CIOs and technology professionals, like the legendary groundhog, are starting to peer out of their burrows for signs of the end of ITs nuclear winter. What they are seeing are definitely the more optimistic signs of an early spring, according to Executive Editor Stan Gibson, who talked with CIOs at the Society for Information Managements SIM-posium conference, held in Dallas Sept. 17-20.
Experts point to the Y2K conversion, dot-com bust, 9/11 and increased regulations such as Sarbanes-Oxley as the mortars that IT has had to endure in the past seven years, all the while being pressured to cut costs and be more efficient and more secure. “I think Y2K is one of the worst things that ever happened to our profession,” said Sabre founder Max Hopper, now president of the Max D. Hopper Associates consultant group. “The hype about the dangers and the subsequent nonevent created a false sense of security about the importance of IT,” Hopper said at the conference.
But things are finally looking up.
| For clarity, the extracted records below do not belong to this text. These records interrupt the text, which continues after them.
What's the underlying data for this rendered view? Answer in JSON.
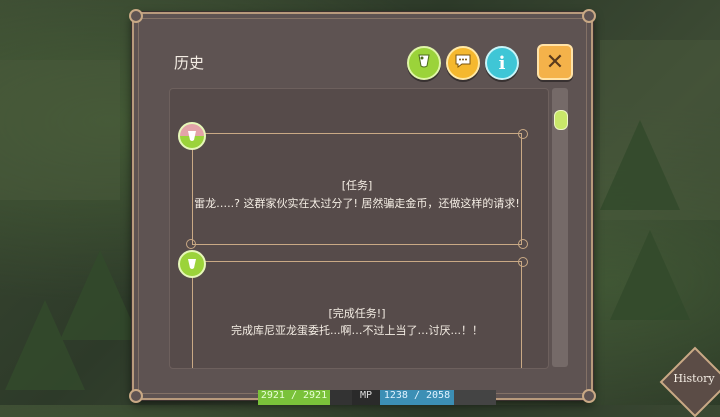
{
  "panel": {
    "title": "历史",
    "buttons": {
      "auto": "auto-icon",
      "chat": "chat-bubble-icon",
      "info_label": "i",
      "close_label": "✕"
    }
  },
  "entries": [
    {
      "label": "[任务]",
      "text": "雷龙…..? 这群家伙实在太过分了! 居然骗走金币，还做这样的请求!"
    },
    {
      "label": "[完成任务!]",
      "text": "完成库尼亚龙蛋委托...啊…不过上当了…讨厌...！！"
    }
  ],
  "hud": {
    "hp": "2921 / 2921",
    "mp_label": "MP",
    "mp": "1238 / 2058"
  },
  "history_button": "History",
  "colors": {
    "panel_bg": "#5e5352",
    "frame": "#b89a7c",
    "accent_green": "#9bd33a",
    "accent_yellow": "#f5b82e",
    "accent_cyan": "#3fc6d6",
    "close_orange": "#f4b24a"
  }
}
IT spending is increasing, and some jobs and skills are in demand despite, or perhaps because of, the outsourcing trend. As a group, CIOs are more focused on the future than on ducking and covering and are putting Web services on the top of their priority lists, Gibson reports on Page 18.
Not all is completely rosy. Some of the emerging technologies that are driving Web services growth are being found to have security issues. The so-called Web 2.0 apps being developed with AJAX (Asynchronous Java-Script and XML), for instance, are being targeted specifically, as the apps are going up faster than secure development techniques can be instituted, reports eWEEK Senior Writer Matt Hines.
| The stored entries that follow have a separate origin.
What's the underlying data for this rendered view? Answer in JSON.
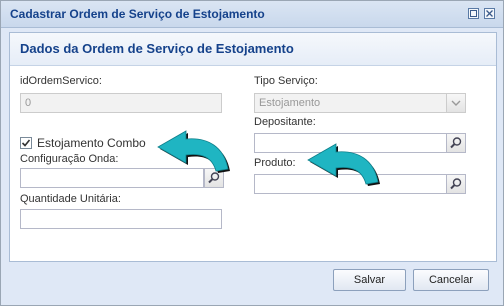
{
  "window": {
    "title": "Cadastrar Ordem de Serviço de Estojamento"
  },
  "panel": {
    "header": "Dados da Ordem de Serviço de Estojamento"
  },
  "form": {
    "id_label": "idOrdemServico:",
    "id_value": "0",
    "tipo_label": "Tipo Serviço:",
    "tipo_value": "Estojamento",
    "depositante_label": "Depositante:",
    "combo_label": "Estojamento Combo",
    "combo_checked": true,
    "config_onda_label": "Configuração Onda:",
    "produto_label": "Produto:",
    "quantidade_label": "Quantidade Unitária:"
  },
  "buttons": {
    "save": "Salvar",
    "cancel": "Cancelar"
  },
  "colors": {
    "arrow": "#1fb5c2",
    "header_text": "#15428b"
  }
}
Meanwhile, browser-based attacks of all kinds are on the rise, with 69 percent of all attacks focused on the browser, Hines found in a new report issued by Symantec. In all, the security company detected almost 100 new vulnerabilities in three top Web browsers—Firefox, Internet Explorer and Apples Safari—in the first six months of the year, and a 52 percent rise in browser problems overall. Security companies and CIOs will never completely solve the security problem, but what must be done is not let security issues hinder the growth possibilities Web applications can offer.